Thank you, John. Potentially holding disease progression, in IgA nephropathy where Blisibimod particularly in those with advanced renal impairment could be a breakthrough for those patients. We've learned a lot from the BRIGHT study including that our selected primary endpoint remission did not contemplate the hypothesis that Blisibimod may prevent worsening of the disease in a population for which worsening is the norm. As I mentioned in the press release, the longer term proteinuria and immunological data from the study is encouraging and provides a strong rationale to continue the study.

Finally, we conducted additional retrospective analysis of the data from BRIGHT in light of emerging research regarding measurements of efficacy and IgA nephropathy. According to recently published article in nature by Dr. Jürgen Floege which is called Time Average Proteinuria is thought to be the most reliable predictor of outcomes in IgA nephropathy. Time Average Proteinuria data from the BRIGHT study is also directionally consistent with our other findings. Taken together all of this data has led to our optimism, that should these trends continue for all patients, Blisibimod could prove meaningful therapy to slow the progression of IgA nephropathy.

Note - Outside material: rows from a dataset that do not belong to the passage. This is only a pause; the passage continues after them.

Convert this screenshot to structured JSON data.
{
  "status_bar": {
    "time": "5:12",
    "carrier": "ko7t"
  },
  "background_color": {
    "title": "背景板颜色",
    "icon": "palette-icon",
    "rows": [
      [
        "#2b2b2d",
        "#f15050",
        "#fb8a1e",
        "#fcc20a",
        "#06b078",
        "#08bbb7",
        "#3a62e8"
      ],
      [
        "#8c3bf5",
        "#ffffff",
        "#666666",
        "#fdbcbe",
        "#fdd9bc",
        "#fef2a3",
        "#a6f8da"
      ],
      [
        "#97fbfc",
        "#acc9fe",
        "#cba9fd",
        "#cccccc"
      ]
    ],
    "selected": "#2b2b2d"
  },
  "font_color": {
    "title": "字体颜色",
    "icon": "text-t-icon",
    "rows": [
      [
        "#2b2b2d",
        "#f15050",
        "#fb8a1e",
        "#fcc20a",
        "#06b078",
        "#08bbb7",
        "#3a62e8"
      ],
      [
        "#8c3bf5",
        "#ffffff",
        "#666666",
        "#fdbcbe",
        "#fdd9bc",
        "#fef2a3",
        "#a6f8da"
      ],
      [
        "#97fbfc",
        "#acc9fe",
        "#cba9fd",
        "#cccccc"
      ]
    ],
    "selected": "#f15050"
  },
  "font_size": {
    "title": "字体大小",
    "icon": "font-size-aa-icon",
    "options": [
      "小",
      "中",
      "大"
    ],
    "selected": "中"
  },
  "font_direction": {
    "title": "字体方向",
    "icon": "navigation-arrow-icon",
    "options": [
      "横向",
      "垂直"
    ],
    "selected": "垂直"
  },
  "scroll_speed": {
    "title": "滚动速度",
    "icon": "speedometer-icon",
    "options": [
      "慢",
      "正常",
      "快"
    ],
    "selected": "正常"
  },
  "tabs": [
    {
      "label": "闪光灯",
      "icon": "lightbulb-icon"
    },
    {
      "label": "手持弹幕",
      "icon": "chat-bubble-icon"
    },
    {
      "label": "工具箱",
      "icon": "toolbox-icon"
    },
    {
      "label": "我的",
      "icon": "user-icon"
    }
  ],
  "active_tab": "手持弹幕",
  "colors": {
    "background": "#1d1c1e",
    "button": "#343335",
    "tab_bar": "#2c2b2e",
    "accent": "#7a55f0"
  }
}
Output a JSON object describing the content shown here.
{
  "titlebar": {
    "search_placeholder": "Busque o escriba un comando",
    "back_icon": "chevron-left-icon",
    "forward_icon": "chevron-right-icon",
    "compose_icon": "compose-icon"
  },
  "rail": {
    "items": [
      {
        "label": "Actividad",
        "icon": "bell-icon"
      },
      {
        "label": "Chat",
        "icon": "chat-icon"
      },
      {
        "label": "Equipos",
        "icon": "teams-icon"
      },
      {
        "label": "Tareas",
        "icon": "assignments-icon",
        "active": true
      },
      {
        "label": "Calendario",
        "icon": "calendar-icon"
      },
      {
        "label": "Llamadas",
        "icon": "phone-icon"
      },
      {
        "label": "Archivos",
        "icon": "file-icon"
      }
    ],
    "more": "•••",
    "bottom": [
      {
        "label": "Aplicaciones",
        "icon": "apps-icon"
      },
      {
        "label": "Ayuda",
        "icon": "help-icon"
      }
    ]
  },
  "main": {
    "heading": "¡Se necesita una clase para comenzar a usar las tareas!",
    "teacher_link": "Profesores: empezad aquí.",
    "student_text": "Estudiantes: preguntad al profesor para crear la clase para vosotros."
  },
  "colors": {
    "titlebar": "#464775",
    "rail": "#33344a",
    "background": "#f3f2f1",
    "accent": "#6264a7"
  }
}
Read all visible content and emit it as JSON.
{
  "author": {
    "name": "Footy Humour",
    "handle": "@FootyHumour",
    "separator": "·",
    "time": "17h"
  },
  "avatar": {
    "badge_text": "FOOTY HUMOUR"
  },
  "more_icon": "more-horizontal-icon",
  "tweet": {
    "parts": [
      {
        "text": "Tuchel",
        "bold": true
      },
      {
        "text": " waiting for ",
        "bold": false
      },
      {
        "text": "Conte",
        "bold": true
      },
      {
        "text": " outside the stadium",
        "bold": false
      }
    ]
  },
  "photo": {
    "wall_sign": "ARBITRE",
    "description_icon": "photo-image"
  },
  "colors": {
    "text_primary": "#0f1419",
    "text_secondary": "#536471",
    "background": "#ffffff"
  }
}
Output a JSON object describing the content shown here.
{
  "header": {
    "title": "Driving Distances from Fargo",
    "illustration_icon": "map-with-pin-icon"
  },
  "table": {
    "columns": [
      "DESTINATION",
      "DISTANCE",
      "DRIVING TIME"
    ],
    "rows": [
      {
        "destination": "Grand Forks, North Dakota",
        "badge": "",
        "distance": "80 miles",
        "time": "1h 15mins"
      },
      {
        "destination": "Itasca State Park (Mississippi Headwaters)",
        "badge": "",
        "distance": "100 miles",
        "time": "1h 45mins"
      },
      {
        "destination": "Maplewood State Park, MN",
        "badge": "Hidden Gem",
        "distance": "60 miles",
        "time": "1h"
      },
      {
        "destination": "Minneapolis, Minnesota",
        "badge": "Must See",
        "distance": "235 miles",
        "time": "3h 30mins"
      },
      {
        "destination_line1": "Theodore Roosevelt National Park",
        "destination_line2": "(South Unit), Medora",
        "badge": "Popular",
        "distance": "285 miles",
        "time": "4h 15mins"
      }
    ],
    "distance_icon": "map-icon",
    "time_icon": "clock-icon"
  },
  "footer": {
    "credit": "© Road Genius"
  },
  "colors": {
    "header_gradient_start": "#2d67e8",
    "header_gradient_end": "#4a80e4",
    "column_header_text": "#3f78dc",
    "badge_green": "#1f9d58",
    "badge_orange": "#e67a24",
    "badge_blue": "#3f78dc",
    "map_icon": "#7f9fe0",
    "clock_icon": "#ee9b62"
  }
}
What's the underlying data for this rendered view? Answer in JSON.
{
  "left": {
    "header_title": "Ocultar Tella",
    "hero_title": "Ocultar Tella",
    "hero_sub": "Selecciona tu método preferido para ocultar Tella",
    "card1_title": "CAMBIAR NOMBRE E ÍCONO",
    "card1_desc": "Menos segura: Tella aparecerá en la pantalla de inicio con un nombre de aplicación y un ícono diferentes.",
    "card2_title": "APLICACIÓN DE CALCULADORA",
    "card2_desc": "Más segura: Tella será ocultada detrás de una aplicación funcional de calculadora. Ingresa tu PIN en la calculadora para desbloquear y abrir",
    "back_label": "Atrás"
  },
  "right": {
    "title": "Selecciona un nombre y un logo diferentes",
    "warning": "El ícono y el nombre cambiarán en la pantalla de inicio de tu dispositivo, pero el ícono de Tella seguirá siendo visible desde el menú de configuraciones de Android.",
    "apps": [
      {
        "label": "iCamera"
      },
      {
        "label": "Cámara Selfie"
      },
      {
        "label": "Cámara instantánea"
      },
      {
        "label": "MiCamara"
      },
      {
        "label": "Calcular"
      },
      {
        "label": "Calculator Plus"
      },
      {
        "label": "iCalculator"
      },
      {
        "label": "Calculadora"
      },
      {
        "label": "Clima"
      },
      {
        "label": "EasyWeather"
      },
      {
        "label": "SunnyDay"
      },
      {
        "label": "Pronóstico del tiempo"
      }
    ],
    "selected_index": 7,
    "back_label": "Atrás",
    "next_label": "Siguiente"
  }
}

Let us cover the rest of the Anthera release and then we will open up for any questions regarding our plans for IgA nephropathy. Craig?

Craig Thompson

Thank you, Jim for the update on the BRIGHT study. Last night we also announced that we have closed patients screening for the Phase 3 SOLUTION clinical study evaluating efficacy and safety of Sollpura compared to an approved porcine-derived pancreatic enzyme replacement therapy with the treatment of exocrine pancreatic insufficiency in Cystic Fibrosis patients. Screening on the study was closed ahead of schedule and we expect top line data by the end of this year. As this is the only clinical study required for responding to the U.S. FDA complete response letter, we anticipate re-submitting the BLA to the U.S. FDA in 2017 pending completion of the manufacturing program.

Finally, yesterday we announced initiation of the CHABLIS 7.5 clinical study, our second Phase 3 study examining the efficacy and safety of subcutaneous Blisibimod in subjects with Severe Systemic Lupus or SLE, with or without nephritis, and we have successfully screened our first patient. The target enrollment population for this study is informed by responder traits identified in our Phase 2 PEARL study, as well as large Phase 3 programs with our fast inhibitors. In these data patients with high levels of double stranded DNA and low levels of complement, T3 and T4 specifically, consistently demonstrated even higher levels of clinical response. Importantly, in a disease where physicians have difficulty identifying the best patients to treat with the B-cell activating inhibitor like Blisibimod, these standard markers of disease will provide an additional objective diagnostic on which physician can rely on for optimizing therapy. We are making great progress on the data analysis on the CHABLIS SC1 study.

The results from the BRIGHT SC clinical certainly indicate we are on target with B-cell reductions, immunological reductions and trends towards reduced proteinuria with no new safety findings. Our preparations for topline safety and efficacy data for CHABLIS SC1 is targeted for third quarter which efficacy data from the population of patients that meet the CHABLIS 7.5 enrollment criteria to follow shortly thereafter.

In summary, we are very excited from the emerging data from the BRIGHT SC study and continue the program in an expansive way to further our understanding of how Blisibimod could become a meaningful therapy for IgA. The SOLUTION study has completed screening and we anticipate having the data by the end of the year. Following the immunological and proteinuria data from the BRIGHT study we're increasingly excited to see the CHABLIS SC1 data in Q3.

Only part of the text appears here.